监刑官皱眉道:“这都是定好的日子,怎么能说改就改?岂不是抗旨不遵?”

    太监赔了个笑,道:“圣上孝心敦厚,自然是以孝为先的,更何况这还是太后娘娘开了金口的,怎么都怪不到您头上来,您说是不是?”

    监刑官为难地看向谢秉怀。

    蒋行舟还是端正跪着,那“罪”字就在他背后不到一拳的距离,灼人的温度隔空蔓延。

    阮阳一行驭马急奔出城,追兵被远远甩在了身后,才稍微慢了下来。

    这么一直狂奔不行,踏月寻霜是马中极品,他座下的这匹马可吃不消。

    他将剑交给阿南,让他学着自己那样握着,随后摸出匕首来,眨都不眨眼就往肩头刺去,刀剑一旋,将那箭镞就这么生生剜了出来。

    他痛的额上冒汗,反手封住了胳膊处的穴位,找了找,没有能捆住伤口的东西,便往脑后一探,将发带抽了下来。

    一头乌发如瀑而泄,阮阳这才发现这发带不是他的那条。

    ——眼前这条,九根细细的缎带结成了一条二指宽的长缎,做工很粗糙,但缎线纵横交织,难解难分。

    是蒋行舟编的……?

    送给他的?

    为什么……之前不送呢?

    最后那几句无声的道别浮现在眼前,阮阳攒紧了发带,目光无意识地游离。

    蒋行舟真的会等他吗?

    阮阳思绪繁杂,将二人道别的情景在脑中过了一遍又一遍。

    每过一遍,他的心就向下坠一点。

    -看吧,多看会。

    为什么多看会?以后看不到了吗?

    -走吧,听话。

    为什么那么急着要他走?蒋行舟还有别的打算没有告诉他吗?

    -我等你。

    这句话,蒋行舟说了两遍,但没有一次是看着他的眼睛说的。

    蒋行舟在撒谎。

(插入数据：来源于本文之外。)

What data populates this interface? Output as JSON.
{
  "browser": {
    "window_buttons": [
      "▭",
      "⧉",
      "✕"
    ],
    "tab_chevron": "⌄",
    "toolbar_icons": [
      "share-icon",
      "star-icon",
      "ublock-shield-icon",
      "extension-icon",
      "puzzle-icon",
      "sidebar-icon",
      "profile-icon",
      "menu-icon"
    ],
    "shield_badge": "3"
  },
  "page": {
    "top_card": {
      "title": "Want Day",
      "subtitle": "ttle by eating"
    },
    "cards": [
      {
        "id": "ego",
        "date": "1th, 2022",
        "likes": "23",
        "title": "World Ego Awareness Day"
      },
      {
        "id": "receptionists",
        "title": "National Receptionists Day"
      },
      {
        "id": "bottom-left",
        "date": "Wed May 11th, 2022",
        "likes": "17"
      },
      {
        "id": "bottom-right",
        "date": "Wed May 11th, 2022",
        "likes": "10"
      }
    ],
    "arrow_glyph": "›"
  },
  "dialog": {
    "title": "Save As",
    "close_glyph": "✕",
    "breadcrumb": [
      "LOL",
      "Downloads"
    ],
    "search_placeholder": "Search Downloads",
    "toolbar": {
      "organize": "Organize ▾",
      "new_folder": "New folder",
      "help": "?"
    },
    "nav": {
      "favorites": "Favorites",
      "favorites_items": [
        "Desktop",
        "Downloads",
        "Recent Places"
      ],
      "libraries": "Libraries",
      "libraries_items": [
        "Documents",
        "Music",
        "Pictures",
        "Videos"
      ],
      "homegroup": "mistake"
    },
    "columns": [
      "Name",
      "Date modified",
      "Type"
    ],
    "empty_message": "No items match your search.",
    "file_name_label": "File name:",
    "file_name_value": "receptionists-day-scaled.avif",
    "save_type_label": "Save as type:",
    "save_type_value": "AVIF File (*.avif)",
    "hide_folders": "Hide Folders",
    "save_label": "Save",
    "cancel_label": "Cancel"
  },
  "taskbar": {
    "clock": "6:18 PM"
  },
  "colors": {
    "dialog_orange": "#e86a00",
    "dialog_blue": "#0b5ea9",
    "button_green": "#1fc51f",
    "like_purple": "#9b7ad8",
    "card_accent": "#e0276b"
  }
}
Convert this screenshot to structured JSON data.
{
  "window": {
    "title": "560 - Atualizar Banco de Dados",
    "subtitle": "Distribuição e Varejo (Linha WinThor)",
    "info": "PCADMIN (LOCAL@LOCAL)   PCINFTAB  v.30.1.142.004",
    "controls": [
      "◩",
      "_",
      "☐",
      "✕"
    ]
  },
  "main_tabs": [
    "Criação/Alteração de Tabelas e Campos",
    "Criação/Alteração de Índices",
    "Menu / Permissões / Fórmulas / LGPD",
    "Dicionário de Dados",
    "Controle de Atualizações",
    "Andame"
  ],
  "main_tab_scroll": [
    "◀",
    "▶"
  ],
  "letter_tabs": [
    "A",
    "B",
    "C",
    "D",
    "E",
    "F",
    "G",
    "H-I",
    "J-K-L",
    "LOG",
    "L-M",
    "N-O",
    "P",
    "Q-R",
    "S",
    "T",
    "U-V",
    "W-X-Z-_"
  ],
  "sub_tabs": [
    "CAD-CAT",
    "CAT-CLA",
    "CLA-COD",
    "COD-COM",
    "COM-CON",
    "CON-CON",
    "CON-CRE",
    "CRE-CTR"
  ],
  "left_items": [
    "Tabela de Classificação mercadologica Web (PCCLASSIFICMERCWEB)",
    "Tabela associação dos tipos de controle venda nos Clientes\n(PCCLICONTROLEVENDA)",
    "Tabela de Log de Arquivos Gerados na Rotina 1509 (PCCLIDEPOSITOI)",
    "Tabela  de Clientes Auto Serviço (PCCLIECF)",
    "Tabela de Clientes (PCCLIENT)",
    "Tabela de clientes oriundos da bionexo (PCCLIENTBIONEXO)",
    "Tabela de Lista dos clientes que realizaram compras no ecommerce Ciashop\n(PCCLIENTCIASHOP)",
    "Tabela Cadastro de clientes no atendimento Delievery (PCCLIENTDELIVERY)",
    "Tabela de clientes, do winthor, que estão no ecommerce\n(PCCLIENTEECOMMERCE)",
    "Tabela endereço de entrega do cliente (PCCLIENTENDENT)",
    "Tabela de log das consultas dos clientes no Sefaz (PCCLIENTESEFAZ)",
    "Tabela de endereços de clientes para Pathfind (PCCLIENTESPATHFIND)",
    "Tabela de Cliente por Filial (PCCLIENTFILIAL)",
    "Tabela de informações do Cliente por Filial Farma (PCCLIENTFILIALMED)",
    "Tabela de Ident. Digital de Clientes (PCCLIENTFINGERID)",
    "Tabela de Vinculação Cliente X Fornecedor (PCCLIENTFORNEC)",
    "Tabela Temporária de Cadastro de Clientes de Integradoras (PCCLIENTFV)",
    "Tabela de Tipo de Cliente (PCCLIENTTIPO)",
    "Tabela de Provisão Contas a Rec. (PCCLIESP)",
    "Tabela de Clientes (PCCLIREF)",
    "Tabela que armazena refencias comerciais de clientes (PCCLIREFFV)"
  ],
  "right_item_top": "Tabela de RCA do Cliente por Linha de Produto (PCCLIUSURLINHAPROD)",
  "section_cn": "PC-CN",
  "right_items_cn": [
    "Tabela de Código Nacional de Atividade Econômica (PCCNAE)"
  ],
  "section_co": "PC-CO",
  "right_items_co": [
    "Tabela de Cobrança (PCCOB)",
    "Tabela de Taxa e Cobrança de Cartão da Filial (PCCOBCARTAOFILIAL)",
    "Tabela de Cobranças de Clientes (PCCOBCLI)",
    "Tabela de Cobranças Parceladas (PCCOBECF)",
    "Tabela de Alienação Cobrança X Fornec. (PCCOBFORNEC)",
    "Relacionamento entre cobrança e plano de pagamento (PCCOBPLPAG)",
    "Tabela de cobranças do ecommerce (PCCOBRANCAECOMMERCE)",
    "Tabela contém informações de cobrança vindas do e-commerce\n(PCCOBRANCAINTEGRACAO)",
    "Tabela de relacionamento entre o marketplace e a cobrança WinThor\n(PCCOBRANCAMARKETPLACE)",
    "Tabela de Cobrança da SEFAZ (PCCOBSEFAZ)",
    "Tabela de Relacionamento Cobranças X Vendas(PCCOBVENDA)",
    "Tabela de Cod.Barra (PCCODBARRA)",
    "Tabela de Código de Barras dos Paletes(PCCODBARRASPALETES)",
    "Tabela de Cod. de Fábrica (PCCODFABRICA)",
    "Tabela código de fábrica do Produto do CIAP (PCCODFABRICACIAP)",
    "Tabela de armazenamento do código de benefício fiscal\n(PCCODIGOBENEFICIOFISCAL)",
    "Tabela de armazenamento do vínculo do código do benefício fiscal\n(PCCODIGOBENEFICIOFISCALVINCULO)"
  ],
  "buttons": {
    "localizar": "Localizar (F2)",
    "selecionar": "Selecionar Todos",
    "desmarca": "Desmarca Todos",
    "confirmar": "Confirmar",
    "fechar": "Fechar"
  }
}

他根本就半点都没有等的意思!

    他骗阮阳离开,是因为他早就知道他走不了了!

    什么回去和木凌商量,什么一路上埋伏太多恐难脱身,什么在朔州再聚,都是假的!都是蒋行舟骗他的!

    阮阳一口气差点没上来,眼冒金星。

    为什么当时没看出来他在撒谎!为什么会被那云淡风轻的笑容给骗了过去!

    胸口一阵闷疼,阮阳眼前一黑,竟是差点握不住缰绳,像失去意识一样向后倒去。

    这一刹那,阮阳眼前如同走马灯一样闪过了许多场景,都是此前从未见过的。

    ——大理石的刑台,蒋行舟跪于其上,周围围了很多人,有卫士,有布衣。一片嘈杂中,百十个穿着黑衣的蒙面人从天而降,手里的兵器折射着烈烈日光,金属碰撞,震耳欲聋。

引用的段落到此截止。